Sometimes we can appear to be rude or insensitive, as illustrated by Richard Ling, a sociologist and the author of New Tech, New Ties: How Mobile Communication Is Reshaping Social Cohesion, mentioned in The Economist. Standing on his porch one day talking to friends, the plumber, who had been called to fix a leak, appeared, cell phone in hand. He didn't break a step, walking past them into the house, apparently talking to his wife on the phone. She was more important than the courtesy of speaking to them. So much for "hello" or even a handshake.
What is happening to our social capital? Is it eroding because of advanced technology? Or, are we strengthening some ties and forgoing developing others? Our communications technology, as the Economist article goes on to explain, once stationary, is now wireless and mobile. We used to call landline phones that belonged to a place, not a person. Do you remember those days when the phone extended only as far as the cord would allow? The mobility of technology now allows us to call, text or e-mail a person whenever and wherever they are.

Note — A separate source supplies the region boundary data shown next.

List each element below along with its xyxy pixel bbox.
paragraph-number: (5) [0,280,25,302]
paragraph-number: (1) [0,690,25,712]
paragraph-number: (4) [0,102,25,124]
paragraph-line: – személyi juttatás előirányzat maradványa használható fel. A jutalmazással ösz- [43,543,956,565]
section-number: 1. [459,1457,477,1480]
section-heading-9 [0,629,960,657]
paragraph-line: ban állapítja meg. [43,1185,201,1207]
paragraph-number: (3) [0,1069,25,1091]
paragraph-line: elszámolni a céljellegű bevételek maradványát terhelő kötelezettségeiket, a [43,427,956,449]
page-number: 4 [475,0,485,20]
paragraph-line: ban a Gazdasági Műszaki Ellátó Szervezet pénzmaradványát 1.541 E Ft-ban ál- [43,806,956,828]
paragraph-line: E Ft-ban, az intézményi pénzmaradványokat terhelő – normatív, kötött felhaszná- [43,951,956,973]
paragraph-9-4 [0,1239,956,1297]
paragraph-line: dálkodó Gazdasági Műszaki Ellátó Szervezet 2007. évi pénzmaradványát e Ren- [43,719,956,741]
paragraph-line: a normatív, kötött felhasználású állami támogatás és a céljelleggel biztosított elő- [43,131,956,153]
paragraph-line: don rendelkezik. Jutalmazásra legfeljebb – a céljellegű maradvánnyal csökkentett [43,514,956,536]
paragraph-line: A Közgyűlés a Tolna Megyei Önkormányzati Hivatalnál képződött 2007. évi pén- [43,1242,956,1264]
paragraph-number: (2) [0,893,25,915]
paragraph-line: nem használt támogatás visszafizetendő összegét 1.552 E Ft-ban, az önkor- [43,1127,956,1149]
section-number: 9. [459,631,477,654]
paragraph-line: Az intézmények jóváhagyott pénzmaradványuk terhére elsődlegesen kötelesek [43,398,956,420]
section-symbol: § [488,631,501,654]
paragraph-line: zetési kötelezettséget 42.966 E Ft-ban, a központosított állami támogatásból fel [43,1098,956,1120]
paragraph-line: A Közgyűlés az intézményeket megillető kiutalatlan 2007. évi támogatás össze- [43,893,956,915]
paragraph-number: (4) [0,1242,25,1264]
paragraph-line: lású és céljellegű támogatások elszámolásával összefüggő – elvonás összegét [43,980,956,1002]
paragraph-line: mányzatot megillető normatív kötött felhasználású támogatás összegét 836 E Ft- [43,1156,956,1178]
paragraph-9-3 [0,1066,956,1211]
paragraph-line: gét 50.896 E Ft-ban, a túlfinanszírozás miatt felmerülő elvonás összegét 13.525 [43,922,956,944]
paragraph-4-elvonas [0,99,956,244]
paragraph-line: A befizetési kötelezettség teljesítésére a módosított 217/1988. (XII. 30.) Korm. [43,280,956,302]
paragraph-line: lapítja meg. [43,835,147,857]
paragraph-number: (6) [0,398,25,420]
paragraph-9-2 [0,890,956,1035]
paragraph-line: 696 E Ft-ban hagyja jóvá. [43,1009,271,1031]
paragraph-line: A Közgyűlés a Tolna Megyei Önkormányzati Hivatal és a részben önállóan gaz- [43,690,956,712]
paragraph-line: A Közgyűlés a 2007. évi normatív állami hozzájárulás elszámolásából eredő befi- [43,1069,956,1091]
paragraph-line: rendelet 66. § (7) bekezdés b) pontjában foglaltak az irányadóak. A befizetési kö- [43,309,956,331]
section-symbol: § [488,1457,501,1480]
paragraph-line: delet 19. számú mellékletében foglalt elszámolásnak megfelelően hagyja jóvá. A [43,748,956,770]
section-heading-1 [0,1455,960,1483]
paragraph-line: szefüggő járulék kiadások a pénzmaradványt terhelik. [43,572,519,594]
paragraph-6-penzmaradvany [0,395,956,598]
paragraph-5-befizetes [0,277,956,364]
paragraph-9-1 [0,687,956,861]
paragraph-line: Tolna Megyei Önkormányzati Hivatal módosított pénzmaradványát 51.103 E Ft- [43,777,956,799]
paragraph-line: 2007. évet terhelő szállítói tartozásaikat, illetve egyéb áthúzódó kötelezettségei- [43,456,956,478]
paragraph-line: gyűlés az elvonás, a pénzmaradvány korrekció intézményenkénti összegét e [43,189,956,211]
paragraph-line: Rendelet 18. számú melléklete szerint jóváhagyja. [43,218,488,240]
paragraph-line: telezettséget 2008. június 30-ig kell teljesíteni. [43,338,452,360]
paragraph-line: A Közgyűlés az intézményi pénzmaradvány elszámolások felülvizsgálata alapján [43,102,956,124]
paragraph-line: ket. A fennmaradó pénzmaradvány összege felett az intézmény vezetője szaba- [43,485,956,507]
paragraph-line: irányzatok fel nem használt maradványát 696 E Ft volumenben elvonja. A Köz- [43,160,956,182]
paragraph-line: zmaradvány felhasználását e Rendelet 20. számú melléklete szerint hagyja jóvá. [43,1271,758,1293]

I conducted an informal survey about cell-phone use, and the comments didn't take long to come in. "You've surely opened a ‘can of worms' or maybe I'm just irate after watching a cell-phone user driving … with little concern for the traffic flow or the stares that she was attracting as she went along," commented a friend, the business owner mentioned earlier.
An insurance-claims professional reinforces that point, adding that cell phones are used too much when someone is behind the wheel, causing accidents. She would prefer to use them for emergencies, though she says that that is not how the world operates now.
And then there are the people who talk loud enough for you to hear their conversation while you are walking down an aisle at the grocery store. For some reason, people think everyone wants to share in their conversations. We are not interested! Stop!
An office manager shares that same sentiment and is also bothered by people who talk on the phone and tell the person right in front of them to "wait just a moment." And, she asked, wouldn't you like it if a person ended a call before he or she entered a business, especially the doctor's office?
The mother of a teenager shared her observation of young people talking on their cell phones about what they did in school, during fourth period, for example, with their BFL (best friends for life) -- I have not mastered text language -- while sitting, in a daze, at a traffic light that changes several times.
What did we do before cell phones, Blackberries and other mobile technology enabled us to connect and stay in touch 24/7?